Le Liban, c’est plus que la souffrance, plus que des conflits politiques sans fin. Voilà le message que tente de passer Caramel, qui a traversé l’Atlantique la semaine dernière pour venir s’installer dans nos salles de cinéma. Dans ce long métrage, la guerre et la misère sont complètement laissées de côté pour accorder toute la place à la vie quotidienne d’un groupe de femmes libanaises. Les rues de Beyrouth sont ainsi vues sous un autre jour, souvent oublié des médias. Pas de bombes, pas de politique, simplement des femmes, des amies qui, à leur manière, tentent de vivre leur vie.

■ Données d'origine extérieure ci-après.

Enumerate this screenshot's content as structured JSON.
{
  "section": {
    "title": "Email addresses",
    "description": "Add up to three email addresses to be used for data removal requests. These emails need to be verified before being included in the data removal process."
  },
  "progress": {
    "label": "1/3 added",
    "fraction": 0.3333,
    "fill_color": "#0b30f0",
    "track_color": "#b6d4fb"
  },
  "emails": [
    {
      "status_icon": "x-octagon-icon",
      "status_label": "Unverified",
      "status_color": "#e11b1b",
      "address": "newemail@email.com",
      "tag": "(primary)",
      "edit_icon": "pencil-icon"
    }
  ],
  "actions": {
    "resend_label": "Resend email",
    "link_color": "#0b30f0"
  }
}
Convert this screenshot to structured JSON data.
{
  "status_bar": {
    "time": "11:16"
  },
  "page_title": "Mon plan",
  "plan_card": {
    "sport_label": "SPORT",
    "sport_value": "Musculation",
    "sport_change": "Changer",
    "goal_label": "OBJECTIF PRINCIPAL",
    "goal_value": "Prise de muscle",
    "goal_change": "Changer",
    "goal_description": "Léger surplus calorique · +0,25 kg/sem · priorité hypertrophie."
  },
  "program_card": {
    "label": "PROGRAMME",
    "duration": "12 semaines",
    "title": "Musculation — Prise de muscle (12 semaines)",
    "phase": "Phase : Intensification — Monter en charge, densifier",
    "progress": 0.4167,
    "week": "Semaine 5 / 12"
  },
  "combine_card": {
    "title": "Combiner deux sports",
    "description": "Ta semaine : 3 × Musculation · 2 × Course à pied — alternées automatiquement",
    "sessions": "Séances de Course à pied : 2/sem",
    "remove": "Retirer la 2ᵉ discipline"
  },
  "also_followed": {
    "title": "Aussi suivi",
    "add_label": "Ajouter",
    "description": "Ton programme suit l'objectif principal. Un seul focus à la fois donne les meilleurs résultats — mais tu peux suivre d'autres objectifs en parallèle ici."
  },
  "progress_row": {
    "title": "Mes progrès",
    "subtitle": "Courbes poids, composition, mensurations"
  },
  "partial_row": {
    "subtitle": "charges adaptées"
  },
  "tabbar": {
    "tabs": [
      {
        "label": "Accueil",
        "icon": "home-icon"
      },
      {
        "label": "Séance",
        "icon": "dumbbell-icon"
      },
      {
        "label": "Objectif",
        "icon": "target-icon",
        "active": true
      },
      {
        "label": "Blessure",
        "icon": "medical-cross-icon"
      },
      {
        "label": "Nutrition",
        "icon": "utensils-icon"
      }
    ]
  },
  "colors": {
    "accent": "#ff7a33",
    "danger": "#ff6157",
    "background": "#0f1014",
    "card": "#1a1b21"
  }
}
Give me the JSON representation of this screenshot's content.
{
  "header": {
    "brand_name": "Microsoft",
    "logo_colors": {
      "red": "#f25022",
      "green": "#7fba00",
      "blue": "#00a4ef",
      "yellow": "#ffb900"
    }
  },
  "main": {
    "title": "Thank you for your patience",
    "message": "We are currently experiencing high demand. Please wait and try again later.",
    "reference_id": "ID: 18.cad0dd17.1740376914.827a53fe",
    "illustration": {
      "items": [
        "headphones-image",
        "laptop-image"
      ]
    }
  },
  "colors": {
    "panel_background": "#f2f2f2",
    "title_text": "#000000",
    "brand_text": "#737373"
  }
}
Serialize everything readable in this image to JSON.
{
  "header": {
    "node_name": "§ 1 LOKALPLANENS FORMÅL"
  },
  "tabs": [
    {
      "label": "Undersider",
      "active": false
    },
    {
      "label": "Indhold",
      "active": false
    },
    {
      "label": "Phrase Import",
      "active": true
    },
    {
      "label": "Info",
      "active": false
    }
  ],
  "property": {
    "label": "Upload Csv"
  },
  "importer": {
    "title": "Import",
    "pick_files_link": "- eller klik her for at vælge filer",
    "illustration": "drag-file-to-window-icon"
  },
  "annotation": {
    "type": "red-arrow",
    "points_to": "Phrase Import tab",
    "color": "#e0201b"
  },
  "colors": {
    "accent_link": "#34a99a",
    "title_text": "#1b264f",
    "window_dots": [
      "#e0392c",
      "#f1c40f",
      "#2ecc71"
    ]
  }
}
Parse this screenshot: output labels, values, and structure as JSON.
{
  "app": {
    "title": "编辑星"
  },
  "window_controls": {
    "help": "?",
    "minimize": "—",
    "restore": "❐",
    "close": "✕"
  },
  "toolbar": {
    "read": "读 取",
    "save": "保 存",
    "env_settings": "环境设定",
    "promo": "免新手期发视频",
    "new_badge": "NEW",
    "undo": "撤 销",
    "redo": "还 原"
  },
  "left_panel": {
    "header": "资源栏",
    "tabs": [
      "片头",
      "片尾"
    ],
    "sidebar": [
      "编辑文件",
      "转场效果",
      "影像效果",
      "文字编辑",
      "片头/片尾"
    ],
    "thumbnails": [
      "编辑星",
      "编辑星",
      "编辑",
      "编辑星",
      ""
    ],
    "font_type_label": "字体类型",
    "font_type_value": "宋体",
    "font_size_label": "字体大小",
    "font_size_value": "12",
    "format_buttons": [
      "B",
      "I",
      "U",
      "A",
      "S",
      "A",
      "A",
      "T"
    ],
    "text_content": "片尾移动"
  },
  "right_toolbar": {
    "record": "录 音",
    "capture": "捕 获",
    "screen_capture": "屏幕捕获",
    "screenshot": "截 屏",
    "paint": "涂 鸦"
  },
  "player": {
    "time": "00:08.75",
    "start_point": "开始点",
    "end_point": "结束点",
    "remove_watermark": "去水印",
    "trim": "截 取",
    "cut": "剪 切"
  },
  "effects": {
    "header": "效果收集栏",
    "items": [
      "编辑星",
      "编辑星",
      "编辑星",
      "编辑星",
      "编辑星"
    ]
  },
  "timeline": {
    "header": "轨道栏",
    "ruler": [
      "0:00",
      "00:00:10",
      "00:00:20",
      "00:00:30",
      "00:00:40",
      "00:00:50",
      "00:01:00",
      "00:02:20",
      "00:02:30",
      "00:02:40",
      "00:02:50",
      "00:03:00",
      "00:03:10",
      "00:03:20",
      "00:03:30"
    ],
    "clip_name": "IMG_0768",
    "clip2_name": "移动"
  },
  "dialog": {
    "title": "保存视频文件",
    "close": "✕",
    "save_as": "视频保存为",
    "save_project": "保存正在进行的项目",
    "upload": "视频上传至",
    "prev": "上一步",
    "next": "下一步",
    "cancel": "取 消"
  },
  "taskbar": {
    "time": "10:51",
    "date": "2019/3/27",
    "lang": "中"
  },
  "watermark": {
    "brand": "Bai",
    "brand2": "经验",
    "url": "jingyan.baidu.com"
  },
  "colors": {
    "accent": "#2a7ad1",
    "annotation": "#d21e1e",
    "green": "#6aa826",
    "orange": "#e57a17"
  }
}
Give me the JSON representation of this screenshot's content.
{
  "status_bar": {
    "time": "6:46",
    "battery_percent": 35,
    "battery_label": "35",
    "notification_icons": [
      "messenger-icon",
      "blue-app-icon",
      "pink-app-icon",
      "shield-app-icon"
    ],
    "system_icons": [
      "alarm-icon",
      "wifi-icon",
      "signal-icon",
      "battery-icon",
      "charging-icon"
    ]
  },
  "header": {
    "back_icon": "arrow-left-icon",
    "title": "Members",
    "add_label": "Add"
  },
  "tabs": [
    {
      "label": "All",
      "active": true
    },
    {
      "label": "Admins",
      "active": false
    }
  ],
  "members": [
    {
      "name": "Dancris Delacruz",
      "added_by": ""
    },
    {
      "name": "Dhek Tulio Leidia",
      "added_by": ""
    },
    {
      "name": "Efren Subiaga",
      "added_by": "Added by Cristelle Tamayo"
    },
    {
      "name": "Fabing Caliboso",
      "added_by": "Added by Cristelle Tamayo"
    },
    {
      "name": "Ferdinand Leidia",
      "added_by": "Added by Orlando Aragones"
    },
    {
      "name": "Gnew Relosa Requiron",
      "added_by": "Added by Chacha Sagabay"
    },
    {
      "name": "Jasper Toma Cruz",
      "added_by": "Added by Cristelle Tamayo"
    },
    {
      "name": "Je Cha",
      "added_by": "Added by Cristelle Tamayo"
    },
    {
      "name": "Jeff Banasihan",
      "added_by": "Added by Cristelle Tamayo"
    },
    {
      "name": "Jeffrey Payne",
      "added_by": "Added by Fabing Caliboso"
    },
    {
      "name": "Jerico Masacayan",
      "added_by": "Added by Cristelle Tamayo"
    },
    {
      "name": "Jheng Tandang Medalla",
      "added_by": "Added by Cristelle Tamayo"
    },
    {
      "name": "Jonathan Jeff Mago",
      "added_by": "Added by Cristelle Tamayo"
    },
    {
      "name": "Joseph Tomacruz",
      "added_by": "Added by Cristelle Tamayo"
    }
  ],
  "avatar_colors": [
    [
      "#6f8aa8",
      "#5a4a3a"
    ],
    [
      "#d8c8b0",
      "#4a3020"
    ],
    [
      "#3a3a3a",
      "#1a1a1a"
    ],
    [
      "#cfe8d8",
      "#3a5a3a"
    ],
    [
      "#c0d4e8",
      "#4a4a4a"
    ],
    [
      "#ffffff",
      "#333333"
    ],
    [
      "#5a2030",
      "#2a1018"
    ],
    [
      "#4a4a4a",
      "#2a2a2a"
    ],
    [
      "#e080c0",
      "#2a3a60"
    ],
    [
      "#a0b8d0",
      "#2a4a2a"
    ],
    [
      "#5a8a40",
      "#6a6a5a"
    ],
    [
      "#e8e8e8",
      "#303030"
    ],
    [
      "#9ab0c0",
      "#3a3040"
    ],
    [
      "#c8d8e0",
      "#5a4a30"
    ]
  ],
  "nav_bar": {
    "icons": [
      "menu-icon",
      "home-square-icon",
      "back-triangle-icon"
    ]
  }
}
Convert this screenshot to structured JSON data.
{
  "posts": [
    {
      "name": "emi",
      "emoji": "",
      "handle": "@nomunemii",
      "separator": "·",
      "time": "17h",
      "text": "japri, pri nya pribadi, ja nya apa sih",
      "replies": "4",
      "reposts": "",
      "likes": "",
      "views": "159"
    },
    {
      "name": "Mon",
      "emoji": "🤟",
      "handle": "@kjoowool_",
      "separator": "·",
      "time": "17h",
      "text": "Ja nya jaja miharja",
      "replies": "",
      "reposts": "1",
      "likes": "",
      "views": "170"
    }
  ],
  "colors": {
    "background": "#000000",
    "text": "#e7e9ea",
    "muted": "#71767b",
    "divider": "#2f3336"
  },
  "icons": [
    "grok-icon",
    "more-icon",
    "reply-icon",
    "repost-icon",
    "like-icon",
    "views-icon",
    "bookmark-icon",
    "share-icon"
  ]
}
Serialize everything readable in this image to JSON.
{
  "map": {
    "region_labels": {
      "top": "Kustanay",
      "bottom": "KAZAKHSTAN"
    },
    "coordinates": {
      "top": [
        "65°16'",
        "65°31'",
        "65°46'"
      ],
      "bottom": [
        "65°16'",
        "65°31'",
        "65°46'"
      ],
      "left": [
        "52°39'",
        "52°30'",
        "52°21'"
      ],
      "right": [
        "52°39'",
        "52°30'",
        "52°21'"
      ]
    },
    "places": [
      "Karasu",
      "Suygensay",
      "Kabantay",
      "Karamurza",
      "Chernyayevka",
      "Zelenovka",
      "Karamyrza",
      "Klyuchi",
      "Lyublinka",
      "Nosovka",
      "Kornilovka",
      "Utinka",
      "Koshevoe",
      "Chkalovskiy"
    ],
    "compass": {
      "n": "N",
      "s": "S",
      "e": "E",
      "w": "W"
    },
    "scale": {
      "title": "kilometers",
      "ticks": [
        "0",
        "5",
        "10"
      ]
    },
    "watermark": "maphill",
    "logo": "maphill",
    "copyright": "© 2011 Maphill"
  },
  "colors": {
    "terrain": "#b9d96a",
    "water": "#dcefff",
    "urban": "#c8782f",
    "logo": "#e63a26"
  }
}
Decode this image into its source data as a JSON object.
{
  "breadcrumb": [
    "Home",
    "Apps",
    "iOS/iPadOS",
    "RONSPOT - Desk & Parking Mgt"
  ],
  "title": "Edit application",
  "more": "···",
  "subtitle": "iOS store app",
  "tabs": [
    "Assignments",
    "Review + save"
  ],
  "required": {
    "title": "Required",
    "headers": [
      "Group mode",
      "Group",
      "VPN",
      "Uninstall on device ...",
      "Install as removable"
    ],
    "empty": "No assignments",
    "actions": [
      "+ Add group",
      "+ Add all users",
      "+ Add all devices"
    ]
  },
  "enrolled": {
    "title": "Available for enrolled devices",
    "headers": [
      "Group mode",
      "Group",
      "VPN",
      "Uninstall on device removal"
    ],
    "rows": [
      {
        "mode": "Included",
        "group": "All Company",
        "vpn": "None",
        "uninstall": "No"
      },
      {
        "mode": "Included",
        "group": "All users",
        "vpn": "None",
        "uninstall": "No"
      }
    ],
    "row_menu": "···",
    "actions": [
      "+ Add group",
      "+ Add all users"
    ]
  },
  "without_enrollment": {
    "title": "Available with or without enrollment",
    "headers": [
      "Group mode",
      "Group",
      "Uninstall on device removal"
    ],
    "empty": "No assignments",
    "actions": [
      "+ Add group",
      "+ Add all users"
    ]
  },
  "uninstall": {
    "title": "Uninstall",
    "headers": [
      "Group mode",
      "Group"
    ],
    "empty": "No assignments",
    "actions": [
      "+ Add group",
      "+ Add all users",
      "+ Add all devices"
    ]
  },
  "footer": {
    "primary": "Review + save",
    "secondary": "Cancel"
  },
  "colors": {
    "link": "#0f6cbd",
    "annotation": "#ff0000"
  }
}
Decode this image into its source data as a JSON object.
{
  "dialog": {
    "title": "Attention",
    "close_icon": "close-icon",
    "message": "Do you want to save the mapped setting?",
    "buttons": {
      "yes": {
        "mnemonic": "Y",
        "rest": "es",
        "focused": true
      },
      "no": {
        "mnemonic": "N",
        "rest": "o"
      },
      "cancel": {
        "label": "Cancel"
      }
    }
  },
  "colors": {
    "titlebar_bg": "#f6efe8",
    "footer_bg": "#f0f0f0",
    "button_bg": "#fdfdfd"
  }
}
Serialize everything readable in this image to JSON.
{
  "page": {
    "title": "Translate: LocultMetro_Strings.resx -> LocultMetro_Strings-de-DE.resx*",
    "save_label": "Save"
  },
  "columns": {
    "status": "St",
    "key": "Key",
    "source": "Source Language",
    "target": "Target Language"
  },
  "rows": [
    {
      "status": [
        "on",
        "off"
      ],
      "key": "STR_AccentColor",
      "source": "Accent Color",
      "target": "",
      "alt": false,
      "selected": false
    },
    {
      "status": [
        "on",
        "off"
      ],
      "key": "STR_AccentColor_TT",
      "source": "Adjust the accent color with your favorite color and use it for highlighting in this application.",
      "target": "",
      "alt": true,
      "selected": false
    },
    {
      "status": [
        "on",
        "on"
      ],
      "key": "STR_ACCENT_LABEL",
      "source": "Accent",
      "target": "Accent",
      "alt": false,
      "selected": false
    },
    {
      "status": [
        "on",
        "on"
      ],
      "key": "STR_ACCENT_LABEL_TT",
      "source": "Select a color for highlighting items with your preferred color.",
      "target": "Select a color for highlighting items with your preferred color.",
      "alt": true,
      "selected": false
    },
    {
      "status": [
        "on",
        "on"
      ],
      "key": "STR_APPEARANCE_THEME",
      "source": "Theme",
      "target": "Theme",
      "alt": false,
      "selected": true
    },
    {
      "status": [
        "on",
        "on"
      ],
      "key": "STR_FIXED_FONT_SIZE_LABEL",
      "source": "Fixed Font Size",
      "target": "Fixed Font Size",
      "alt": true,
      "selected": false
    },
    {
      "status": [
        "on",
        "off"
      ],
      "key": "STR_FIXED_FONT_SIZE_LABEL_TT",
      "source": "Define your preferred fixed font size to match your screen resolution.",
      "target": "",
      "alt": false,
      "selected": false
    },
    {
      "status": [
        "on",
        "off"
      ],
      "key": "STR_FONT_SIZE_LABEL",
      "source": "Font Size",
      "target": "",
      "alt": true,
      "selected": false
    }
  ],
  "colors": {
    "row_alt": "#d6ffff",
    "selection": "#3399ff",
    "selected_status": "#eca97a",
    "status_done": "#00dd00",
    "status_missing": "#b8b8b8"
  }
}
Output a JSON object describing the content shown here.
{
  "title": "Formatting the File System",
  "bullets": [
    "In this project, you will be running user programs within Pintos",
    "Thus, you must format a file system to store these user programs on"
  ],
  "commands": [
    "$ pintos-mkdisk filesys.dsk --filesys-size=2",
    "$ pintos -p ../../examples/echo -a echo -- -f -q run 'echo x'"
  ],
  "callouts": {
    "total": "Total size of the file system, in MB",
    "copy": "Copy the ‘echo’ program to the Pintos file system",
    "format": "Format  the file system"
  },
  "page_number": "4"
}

C’est avec beaucoup de finesse et d’humour que Nadine Labaki a réalisé Caramel, son premier long métrage. Malgré son peu d’expérience, elle nous offre une oeuvre touchante et d’une grande justesse. Les images sont magnifiques, la musique envoûtante, l’atmosphère du film véritablement unique. Et Labaki ne fait pas que briller derrière la caméra, elle est également resplendissante dans le rôle de Layale, une jeune coiffeuse à la vie sentimentale complexe.

Visuellement, Caramel est un petit bijou. Il émane de l’écran une certaine chaleur, une lumière qui peuvent difficilement laisser le spectateur indifférent. Une grande attention est portée aux petits détails qui sont habilement mis en valeur par des gros plans ou des mouvements de caméra, ajoutant ainsi beaucoup de charme au film.

L’intrigue est toute simple, mais attention! Caramel est plus qu’une banale comédie romantique calquée sur le modèle hollywoodien. C’est une ode à la féminité. À travers ses personnages, chacune des facettes de la femme est explorée. On y retrouve, entre autres, les figures de la mère, de l’épouse, de l’amante et de l’amie, sans toutefois tomber dans le stéréotype. Les différentes actrices, qui sont d’ailleurs très bien choisies, personnifient la beauté, l’élégance et le charme à leur manière. Elles trouvent toutes leur place dans cette grande célébration de la femme qu’est Caramel.

Si chacune des actrices remplit très bien son rôle, une mention spéciale doit cependant être accordée à Aziza Semaan, l’interprète de Lili, une vieille dame du voisinage qui n’a plus toute sa tête. À la fois adorable et hilarante, elle n’a pas manqué de faire sourire l’auditoire lors de ses apparitions à l’écran. C’est avec une naïveté touchante que, à travers elle, le film propose une réflexion sur la vieillesse et la solitude.

La plus grande réussite de Caramel, pour le public occidental, reste sans doute sa capacité de représenter un univers qui est à la fois si loin et si près de nous, à la fois exotique et familier. Exotique parce qu’il nous fait voir une culture fondamentalement différente de la nôtre, mais également très familier dans l’universalité des thèmes qui y sont abordés. Rien d’étonnant, donc, à ce que cette comédie, qui n’a rien de superficiel, fasse depuis quelque temps le tour du monde et accumule les succès.